McGee decided to get all of his paperwork done in one fell swoop, instead of spacing it out over a few days, so by the time he was finished, the sun was rising over DC and he was surprised to find that he had pulled yet another all-nighter on this case.
But at least it was over. Completely over.
Although the end of a case usually called for celebratory drinks, he just wasn't feeling it. For one, it was breakfast time, and he didn't particularly care for mimosas. So instead of heading to the usual bar—without the usual people, really—he got in his car and drove north. He already told Gibbs he was taking a comp-time day, and to his mild surprise, Gibbs didn't protest, just sent him off with orders of getting some sleep, because he still expected his senior field agent at his desk at 0700 the next day.
Well, at least it was the same Gibbs.
He headed north into Maryland with every intention of going home and getting some sleep—or, more likely, getting in some time for writing—which was why he was mildly surprised to find that he had turned to head into Bethesda instead of Silver Spring.
The guard at the gate merely nodded McGee through toward Walter Reed National Military Medical Center, and then he had the same struggle to find a parking place in the visitor's lot that plagued him every time he had come to the hospital.
Harley was sitting up in bed when he entered her room, dressed casually in jeans and the Johns Hopkins Swimming and Diving hoodie that McGee remembered so well from years ago, supervising Naomi Leeman as the blond packed Harley's things into a duffle bag. "Making your great escape?" he asked lightly. Harley smiled at him, a wide grin that lit up her entire face.
"They're discharging me," she said. "I have a room at the Navy Lodge and everything.

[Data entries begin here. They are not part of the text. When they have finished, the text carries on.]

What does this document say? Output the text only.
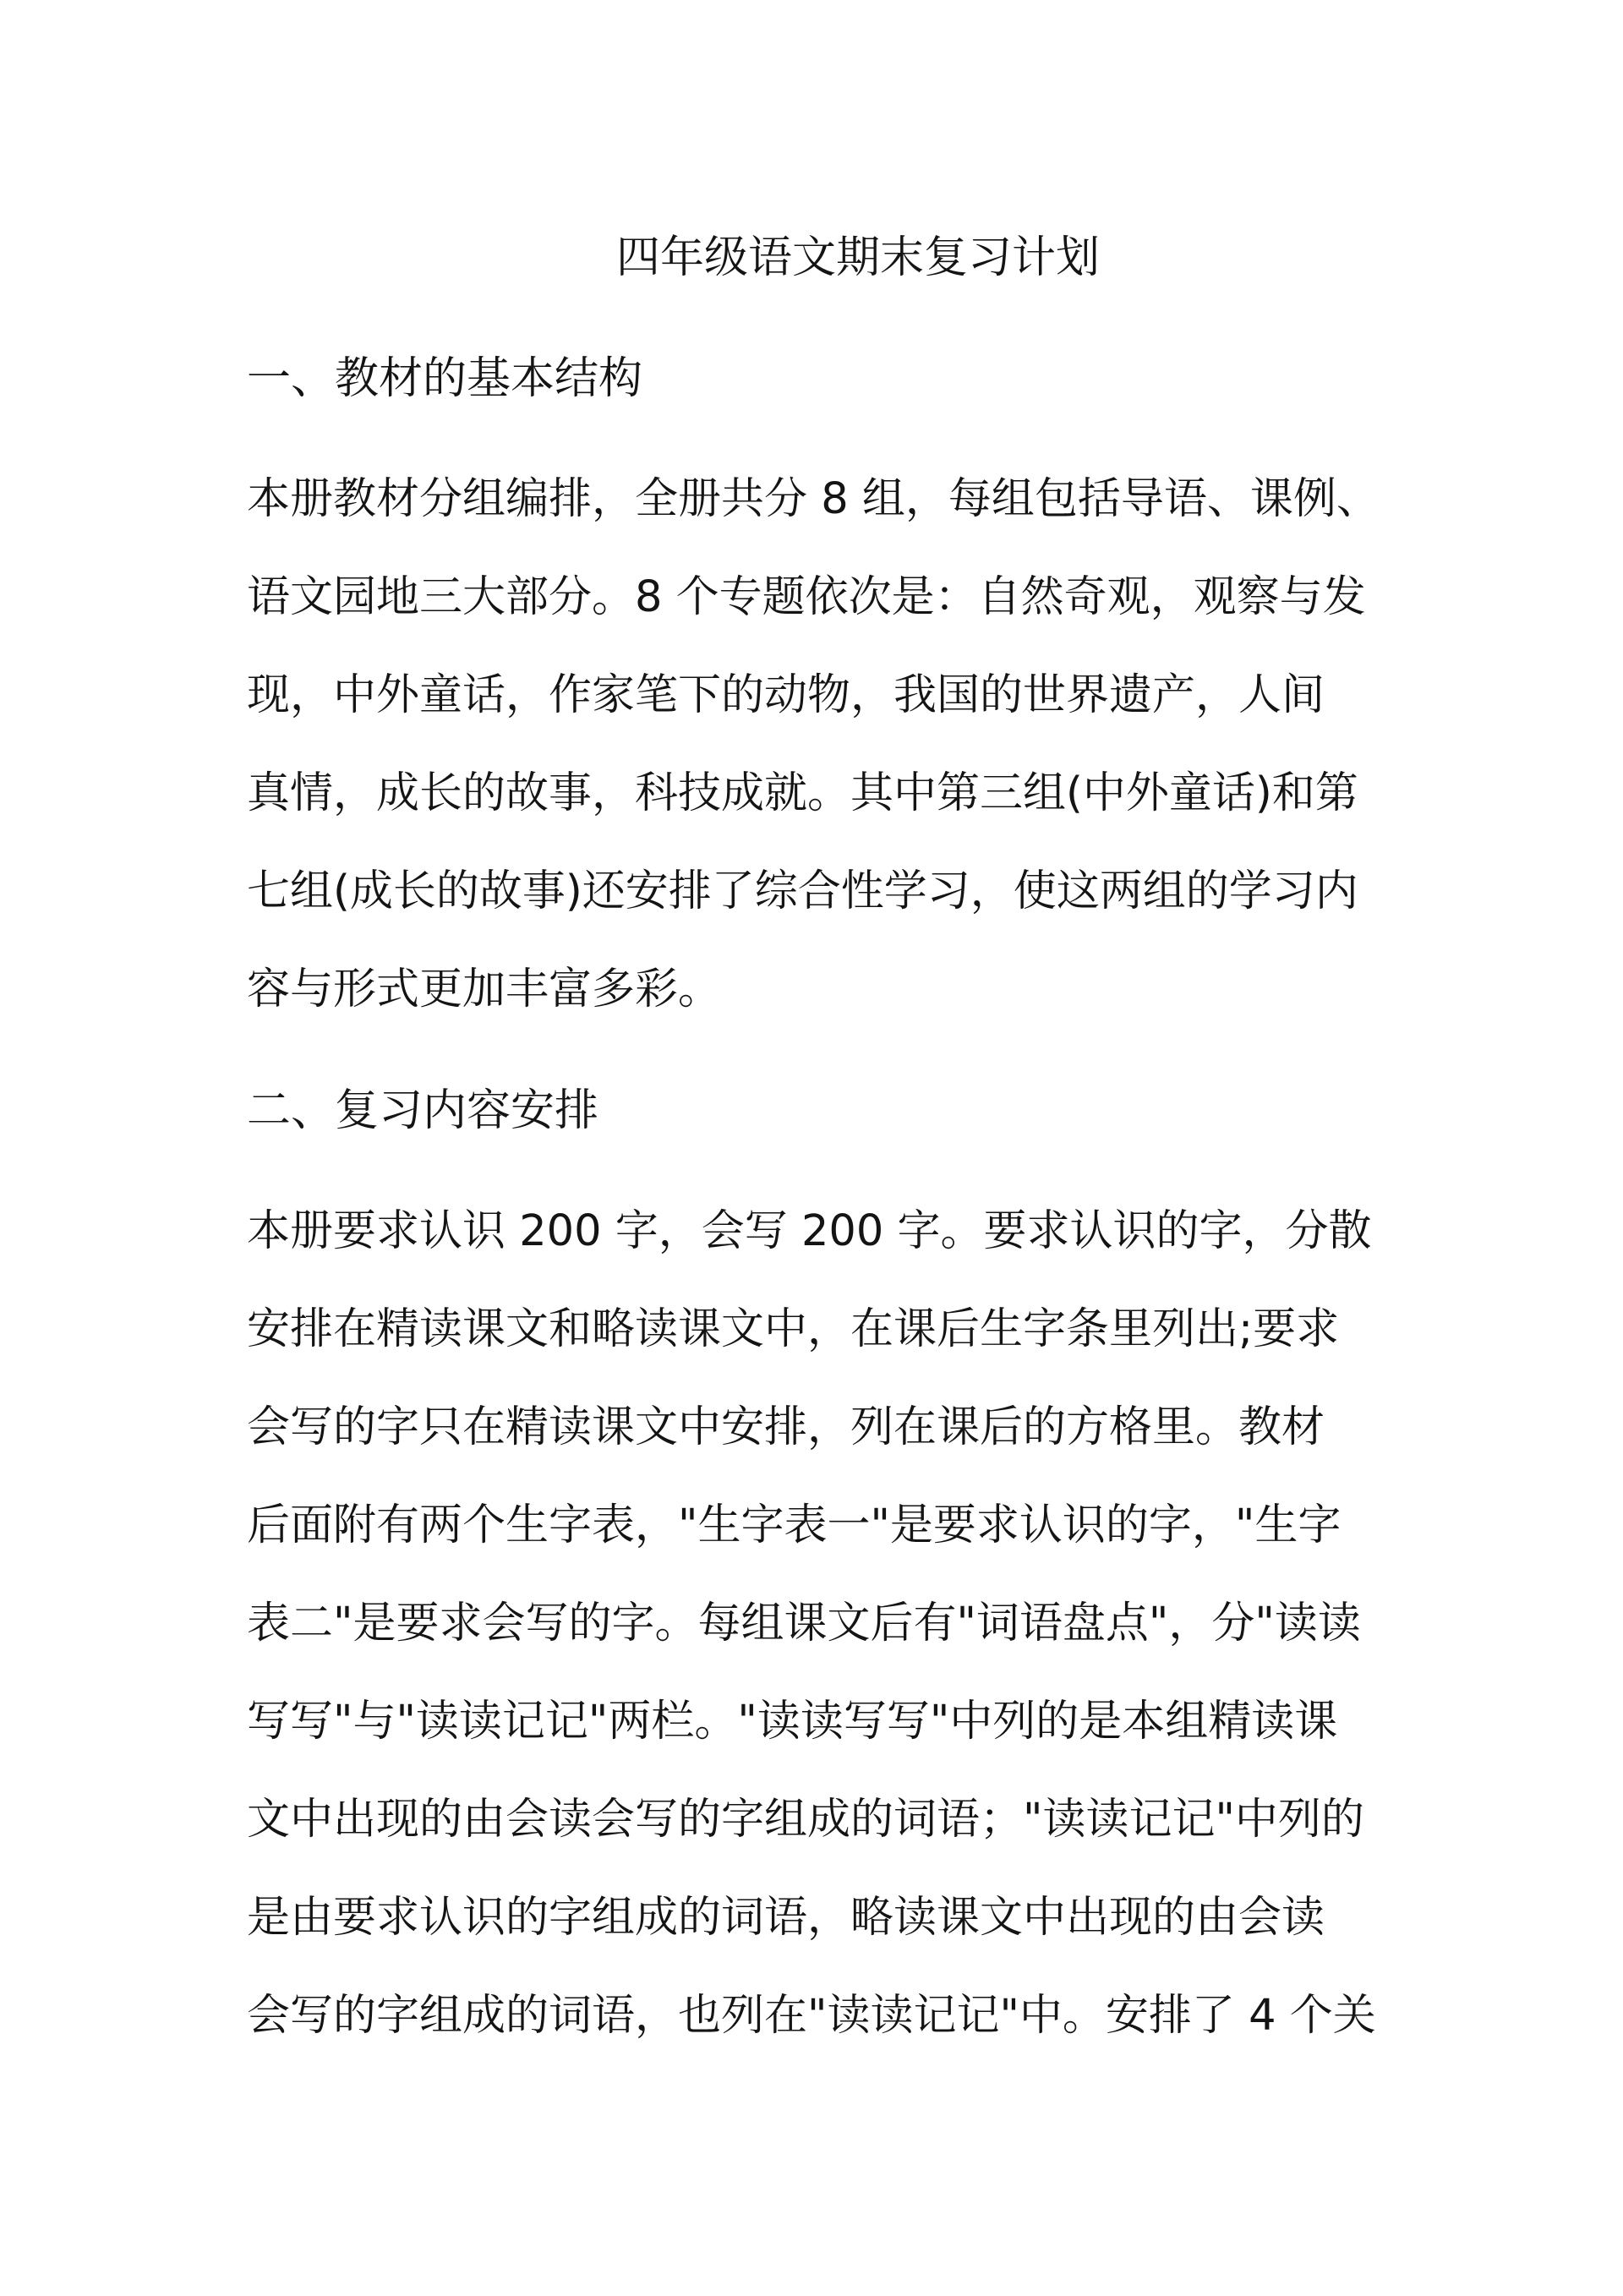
四年级语文期末复习计划
一、教材的基本结构
本册教材分组编排，全册共分 8 组，每组包括导语、课例、
语文园地三大部分。8 个专题依次是：自然奇观，观察与发
现，中外童话，作家笔下的动物，我国的世界遗产，人间
真情，成长的故事，科技成就。其中第三组(中外童话)和第
七组(成长的故事)还安排了综合性学习，使这两组的学习内
容与形式更加丰富多彩。
二、复习内容安排
本册要求认识 200 字，会写 200 字。要求认识的字，分散
安排在精读课文和略读课文中，在课后生字条里列出;要求
会写的字只在精读课文中安排，列在课后的方格里。教材
后面附有两个生字表，"生字表一"是要求认识的字，"生字
表二"是要求会写的字。每组课文后有"词语盘点"，分"读读
写写"与"读读记记"两栏。"读读写写"中列的是本组精读课
文中出现的由会读会写的字组成的词语；"读读记记"中列的
是由要求认识的字组成的词语，略读课文中出现的由会读
会写的字组成的词语，也列在"读读记记"中。安排了 4 个关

It'll be nice to get away from the every four hour vital sign checks and 0400 blood draws, even though I'm not actually leaving base. So what brings you here?"
He realized that he hadn't visited her since the end of his last all-nighter, when they ended up kissing in the courtyard, and realized just how much she hadn't yet been informed of: the confirmation that the Iranians were behind everything and that they worked through Antonellis, the role Rabb played in the whole scenario, the fact that everything had been wrapped up and reports signed. And she especially didn't know the most important part; at least, the most important part to her. "I have some good news for you," he said. "For both of you, actually. Your squadron is going to be on their way home."
They both gave that girly scream of excitement McGee knew all too well from having a sister before Naomi excused herself to try to call her husband, leaving McGee and McNamee in the room alone. "So… on your way out," he said, somewhat uncomfortably.
"On my way out," she confirmed. "Kinda. I won't know how far out until after the inquest, in another four weeks."
"How far do you want to be out?" he asked, not sure he wanted to know the answer. She shrugged her good shoulder and looked away.
"I don't really know," she admitted. "If I had my choice, it would be back to Beaufort. That's my squadron, my boys. But I guess, well, staying around here wouldn't be too bad, like Quantico or Patuxent River something." She turned back to him. "What did you find out about the case? Is there something that makes you think the inquest might go one way or the other?"
Plenty, he wanted to tell her, wanting to explain everything that had happened and figure out together what that might mean for her life in the time after her inquest, after her shoulder had healed well enough for her to fly again. But there was too much to be said while standing in a hospital room waiting for her friend to come back. "How about if I take you out to breakfast, after you get checked into the Navy Lodge," he offered. "I'll explain everything."
"You don't have to do that," she protested.
"I know," he replied. "But I still want to."
She studied him for a minute before she slowly nodded, a smile beginning to play on her lips. "Okay," she agreed. "Breakfast it is. But you better tell me everything."
"Don't worry," he assured her. "I won't leave anything out."